Le 5GC répond à ce problème au moyen d’un modèle d’autorisation basé sur OAuth 2.0. Un consommateur de services NF demande d’abord un jeton d’accès au NRF, puis présente ce jeton lorsqu’il appelle le producteur de services NF cible. Le producteur n’exécute l’opération demandée qu’après avoir validé le jeton et ses revendications d’autorisation. Dans ce modèle, le NRF agit non seulement comme registre et fonction de découverte, mais également comme serveur d’autorisation pour l’accès SBI protégé.
Risques des appels SBI non protégés
Les réseaux 5G autonomes utilisent une architecture fondée sur les services, dans laquelle des fonctions réseau telles que l’AMF, la SMF, l’UDM et l’AUSF exposent un ou plusieurs services au moyen d’interfaces basées sur HTTP/2. Un consommateur peut invoquer ces services via des API HTTP normalisées, ce qui réduit les dépendances point à point étroites et permet d’établir dynamiquement des relations de service.

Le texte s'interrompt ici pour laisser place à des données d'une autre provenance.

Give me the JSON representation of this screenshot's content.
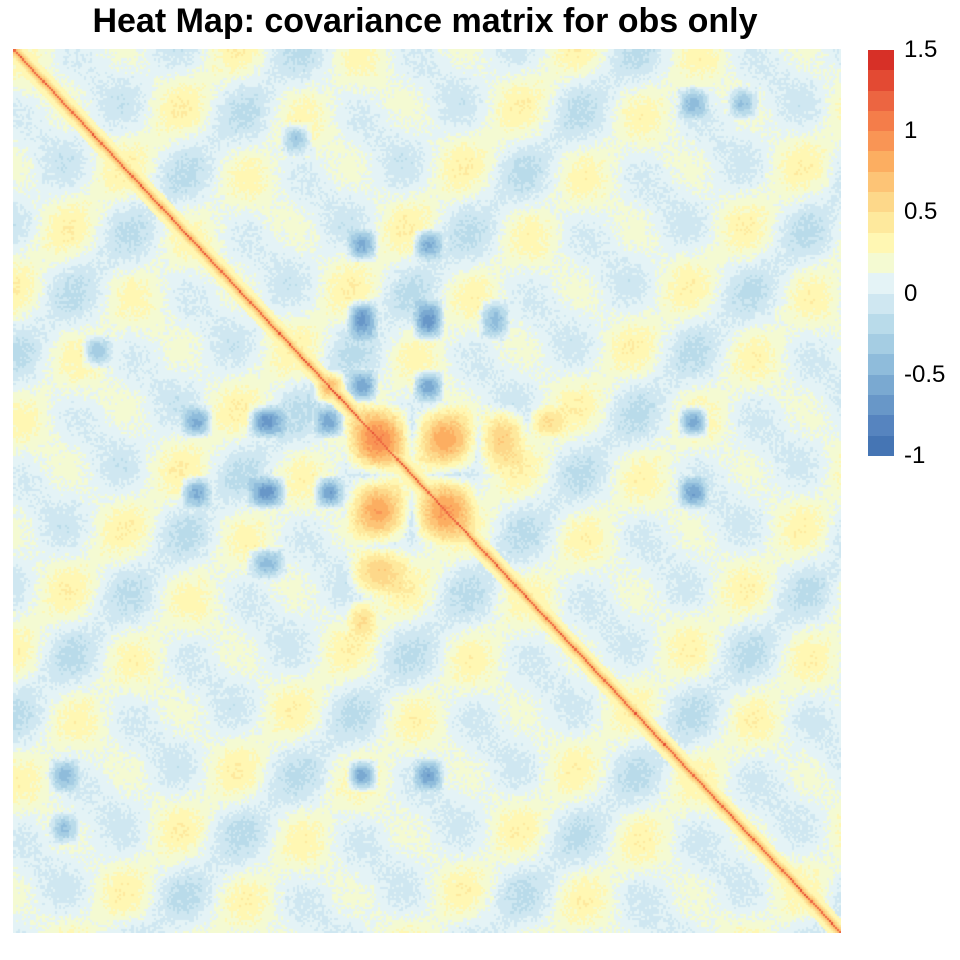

Lors de l’enregistrement du UE, par exemple, l’AMF peut appeler le service Nudm_SDM de l’UDM afin d’obtenir les informations d’abonnement. Lors de l’établissement d’une session PDU, l’AMF peut appeler le service Nsmf_PDUSession de la SMF afin de créer un contexte de gestion de session. Ces deux procédures concernent des informations sensibles sur l’abonné ou des ressources critiques du cœur de réseau.
Si l’UDM renvoie les données d’abonnement uniquement parce que la requête atteint le bon URI, rien ne garantit que l’appelant est une AMF autorisée. De même, une SMF qui crée une session sans valider le demandeur pourrait accepter des appels provenant d’une fonction réseau non fiable ou mal configurée. La joignabilité du point de terminaison confirme seulement que la communication est techniquement possible ; elle n’établit ni l’identité ni l’autorisation.
Le risque devient plus important dans les déploiements cloud natifs. Les instances NF peuvent être créées, mises à l’échelle, mises à niveau, déplacées ou supprimées selon l’évolution des besoins opérationnels. Un consommateur de services peut également sélectionner différentes instances productrices par l’intermédiaire de la découverte fondée sur le NRF. Les adresses statiques et les configurations fixes entre pairs sont donc insuffisantes pour contrôler chaque requête de service.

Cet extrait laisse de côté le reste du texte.